There are so many benefits to keeping a diary, and with the help of authors Jen Carney and Katie Kirby, we’re going to share some tips and tricks on how you can get started.

Photo of author Katie Kirby

I’ve been a diary writer on and off since I was about 9 years old. When I read it all back now it’s almost like another person wrote it, because I certainly wouldn’t have remembered the details otherwise. Often, it’s just small stuff like what I had for dinner, what homework I was doing, or silly conversations I’d had. But there is more important stuff too: my feelings, my friendships, and my first crushes (CRINGE!). All of these things would be long lost to me, which is why keeping a diary is so special. You really will treasure it in years to come (though you may also want to burn it too!).

How to get started:

Choose where you will record all your thoughts

If you’re a lover of all things stationery, choosing the perfect journal is going to be a lot of fun. You can choose a journal that has been designed specifically for use as a diary but even just a regular notebook will work perfectly. If you’re planning on just writing, then a diary with lined pages will be ideal. But if you have a tendency to doodle, then journals with plain pages may be the way to go. If you want something with security, try a diary with a key padlock or combination lock. Places like WHSmith, Paper Things, and Papier have some wonderful options for everyone.

Decide on a writing space

Choosing where you write in your diary is very important. You ideally want somewhere quiet and where you won’t be disturbed by others. Maybe this is in your bedroom, in the garden or in your school’s library. Writing in the same location every day is a good way to get into the habit of jotting down your thoughts.

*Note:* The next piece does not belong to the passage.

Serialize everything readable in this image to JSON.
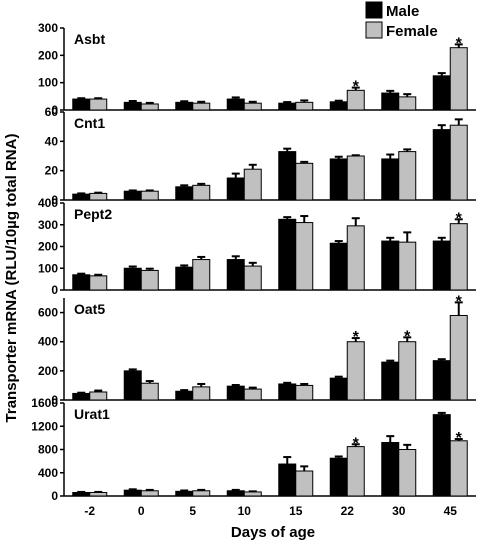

Image of a young boy writing into a diary
Image: Getty

Schedule a writing time

Another good way to get into the routine of writing in your diary is to write at the same time every day. Maybe this is first thing in the morning after you wake up, or when you finish school for the day. Setting yourself a time limit – for example, half an hour – is also a good way to stay on track and will make it easier for you to incorporate your journaling time into your daily routine.

Find a good hiding place

It’s likely we’ve all got a nosy brother, sister, cousin – and if you’ve shared things you definitely don’t want anyone to know, you’re going to have to find a good hiding place for your diary.

Most importantly – have fun!

Writing a diary shouldn’t feel like a chore and there’s no right or wrong way on how it should be kept. It’s a place where your thoughts are allowed to roam free. And it can be anything you want it to be.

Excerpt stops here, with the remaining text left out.